Abstract
Aside from other ocular drug delivery methods, topical application and follow up drug diffusion through
the cornea and sclera of the eye remain the favored method, as they impose the least pain and discomfort to the
patient. However, this delivery route suffers from the low permeability of epithelial tissues and drug washout, thus
reducing the effectiveness of the drug and ability to reach its target in effective concentrations. In order to better
understand the behavioral characteristics of diffusion in ocular tissue, a method for noninvasive imaging of drug
diffusion is needed. Due to its high resolution and depth-resolved imaging capabilities, optical coherence
tomography (OCT) has been utilized in quantifying the molecular transport of different drugs and analytes in vitro in
the sclera and the cornea. Diffusion of Metronidazole (0.5%), Dexamethasone (0.2%), Ciprofloxacin (0.3%),
Mannitol (20%), and glucose solution (20%) in rabbit sclera and cornea were examined.
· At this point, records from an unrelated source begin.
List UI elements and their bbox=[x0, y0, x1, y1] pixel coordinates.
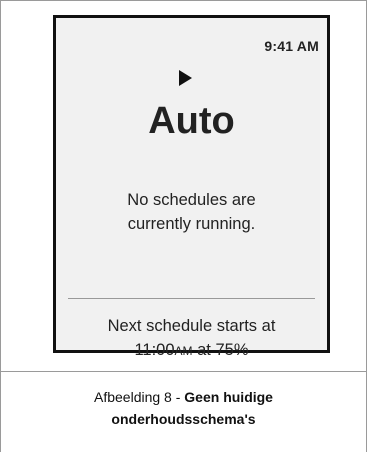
next-schedule-level: at 75% bbox=[192, 341, 249, 359]
next-schedule-ampm: AM bbox=[174, 344, 193, 358]
next-schedule: Next schedule starts at 11:00AM at 75% bbox=[56, 314, 327, 363]
frame-border-left bbox=[0, 0, 1, 452]
caption-prefix: Afbeelding 8 - bbox=[94, 389, 185, 405]
next-schedule-time: 11:00 bbox=[134, 341, 175, 359]
screen-divider bbox=[68, 298, 315, 299]
status-line-1: No schedules are bbox=[127, 191, 256, 209]
device-screen: 9:41 AM Auto No schedules are currently … bbox=[53, 15, 330, 359]
caption-line-1: Afbeelding 8 - Geen huidige bbox=[0, 386, 367, 408]
next-schedule-line-2: 11:00AM at 75% bbox=[56, 338, 327, 363]
mode-label: Auto bbox=[148, 100, 235, 142]
next-schedule-line-1: Next schedule starts at bbox=[107, 317, 276, 335]
caption-title-part-2: onderhoudsschema's bbox=[111, 411, 256, 427]
figure-caption: Afbeelding 8 - Geen huidige onderhoudssc… bbox=[0, 386, 367, 430]
clock-time: 9:41 AM bbox=[264, 38, 319, 54]
caption-line-2: onderhoudsschema's bbox=[0, 408, 367, 430]
status-line-2: currently running. bbox=[127, 215, 256, 233]
frame-divider bbox=[0, 371, 367, 372]
caption-title-part-1: Geen huidige bbox=[184, 389, 273, 405]
status-message: No schedules are currently running. bbox=[56, 188, 327, 236]
document-frame: 9:41 AM Auto No schedules are currently … bbox=[0, 0, 367, 452]
frame-border-top bbox=[0, 0, 367, 1]
play-icon[interactable] bbox=[179, 70, 192, 86]
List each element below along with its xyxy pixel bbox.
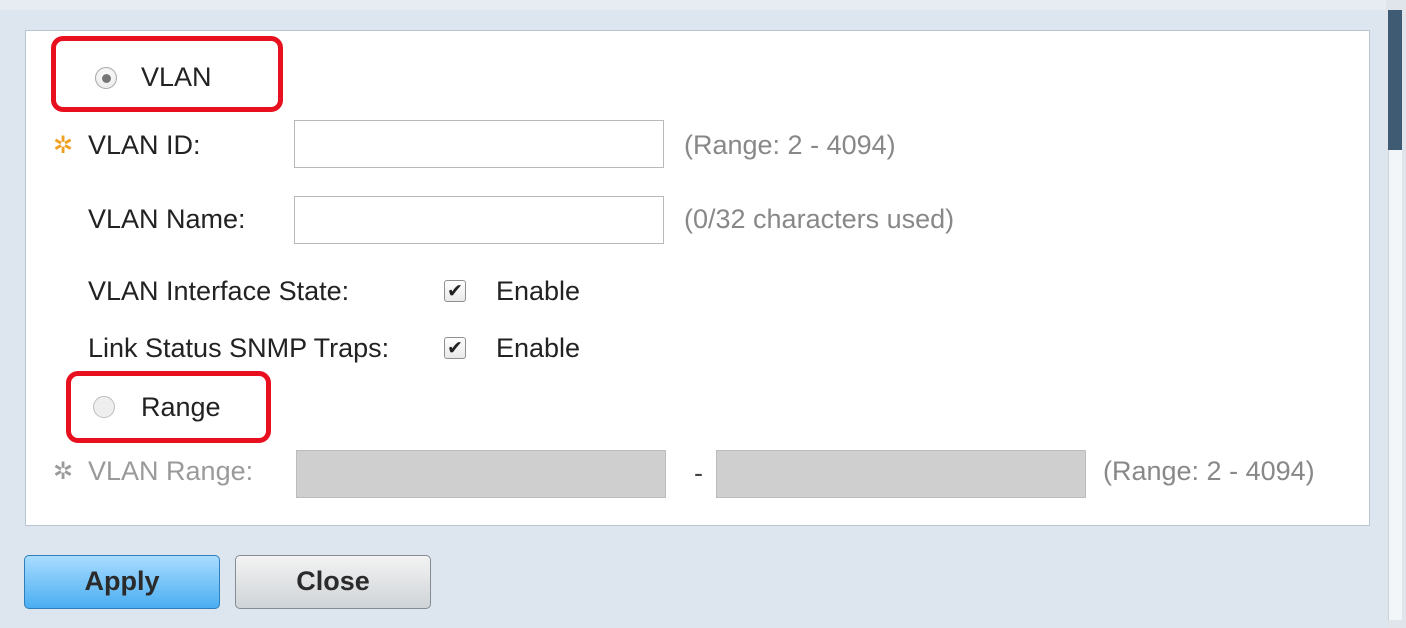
vlan-name-input[interactable]	[294, 196, 664, 244]
vlan-option-highlight	[51, 36, 283, 112]
range-separator: -	[694, 458, 703, 488]
vlan-range-start-input[interactable]	[296, 450, 666, 498]
vlan-range-label: VLAN Range:	[88, 456, 254, 486]
required-gear-icon: ✲	[53, 457, 74, 485]
interface-state-enable-label[interactable]: Enable	[496, 275, 580, 307]
close-button[interactable]: Close	[235, 555, 431, 609]
background-page-edge	[1386, 0, 1406, 628]
vlan-name-char-count: (0/32 characters used)	[684, 204, 955, 234]
link-status-traps-enable-label[interactable]: Enable	[496, 332, 580, 364]
vlan-range-end-input[interactable]	[716, 450, 1086, 498]
link-status-traps-checkbox[interactable]: ✔	[444, 337, 466, 359]
required-gear-icon: ✲	[53, 131, 74, 159]
link-status-traps-label: Link Status SNMP Traps:	[88, 333, 390, 363]
vlan-range-hint: (Range: 2 - 4094)	[1103, 456, 1315, 486]
vlan-id-label: VLAN ID:	[88, 130, 201, 160]
background-header	[1388, 10, 1402, 150]
interface-state-label: VLAN Interface State:	[88, 276, 350, 306]
vlan-id-input[interactable]	[294, 120, 664, 168]
vlan-form-panel: VLAN ✲ VLAN ID: (Range: 2 - 4094) VLAN N…	[25, 30, 1370, 526]
background-content	[1388, 150, 1402, 620]
range-option-highlight	[66, 371, 271, 443]
checkmark-icon: ✔	[447, 280, 463, 302]
vlan-name-label: VLAN Name:	[88, 204, 246, 234]
interface-state-checkbox[interactable]: ✔	[444, 280, 466, 302]
apply-button[interactable]: Apply	[24, 555, 220, 609]
vlan-id-range-hint: (Range: 2 - 4094)	[684, 130, 896, 160]
checkmark-icon: ✔	[447, 337, 463, 359]
dialog-top-strip	[0, 0, 1406, 10]
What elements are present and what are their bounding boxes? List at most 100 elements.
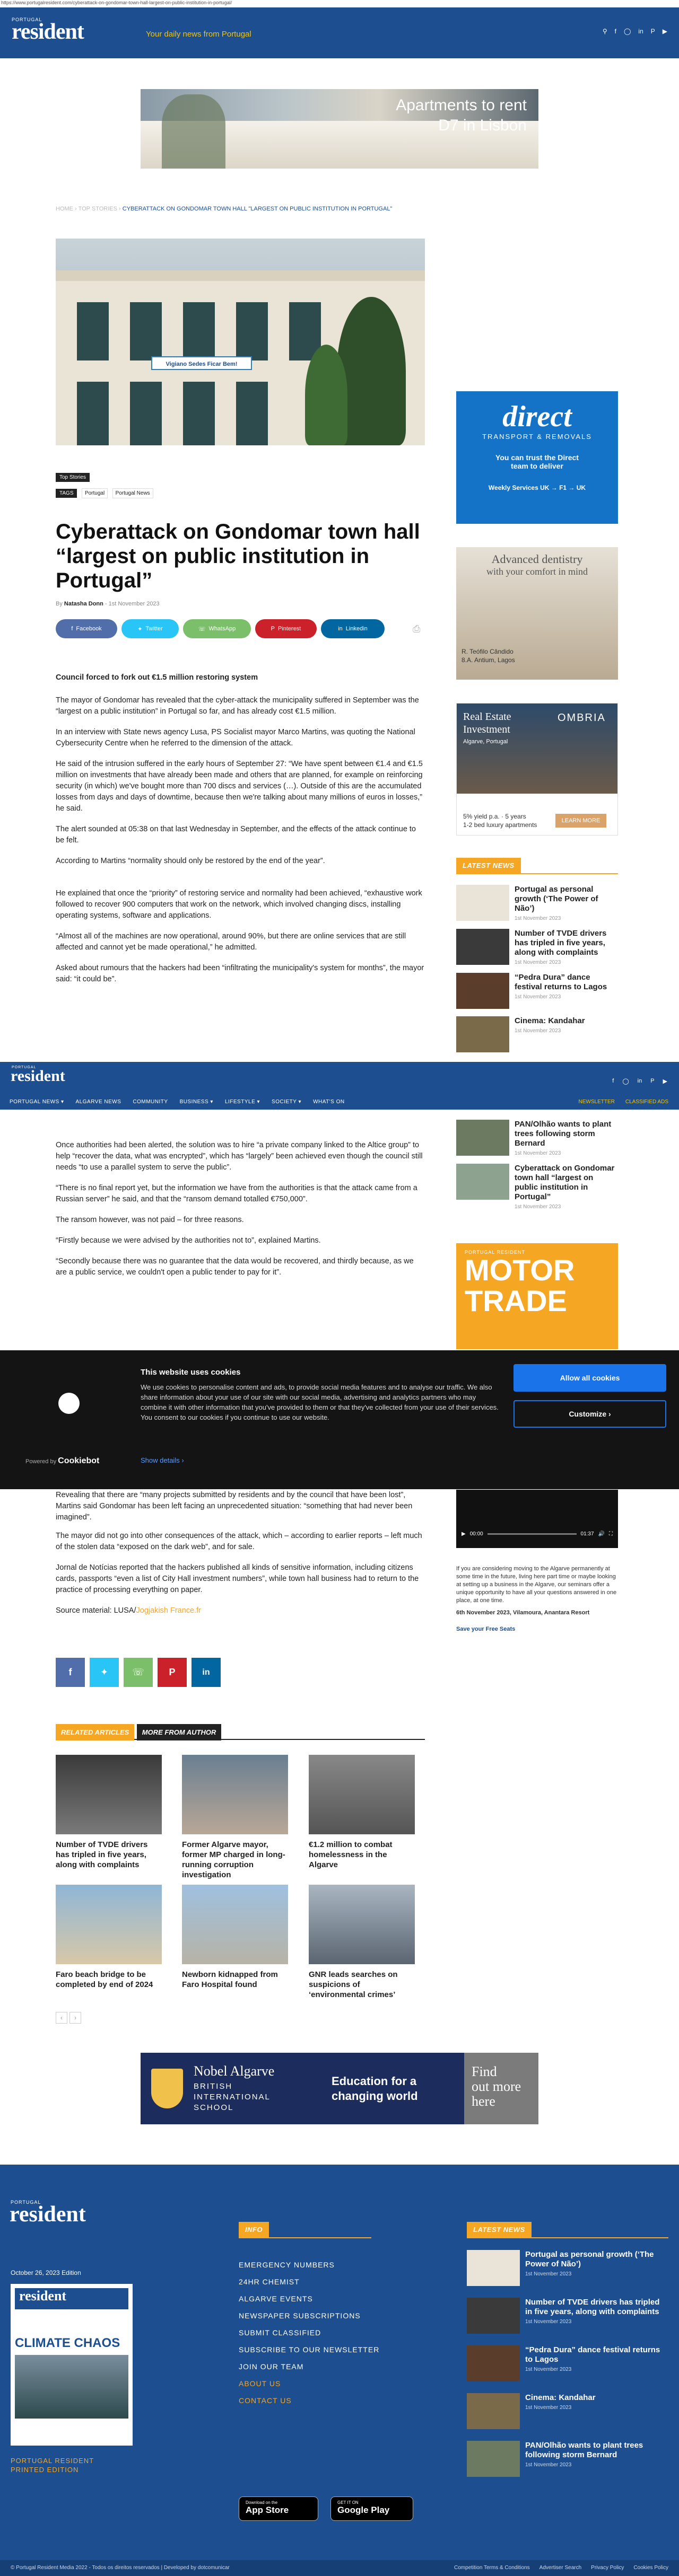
footer-link[interactable]: ABOUT US xyxy=(239,2375,379,2392)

Their permeability
coefficients were calculated by using OCT signal slope and depth-resolved amplitude methods as function of time
and tissue depth. For instance, mannitol was found to have a permeability coefficient of (8.99 ± 1.43) × 10-6 cm/s in
cornea (n=4) and (6.18 ± 1.08) × 10-6 cm/s in sclera (n=5). We also demonstrate the capability of OCT technique for
depth-resolved monitoring and quantifying of glucose diffusion in different layers of the sclera. We found that the
glucose diffusion rate is not uniform throughout the tissue and is increased from approximately (2.39 ± 0.73) × 10-6
cm/s at the epithelial side to (8.63 ± 0.27) × 10-6 cm/s close to the endothelial side of the sclera. In addition,
discrepancy in the permeability rates of glucose solutions with different concentrations was observed. Such diffusion
studies could enhance our knowledge and potentially pave the way for advancements of therapeutic and diagnostic
techniques in the treatment of ocular diseases.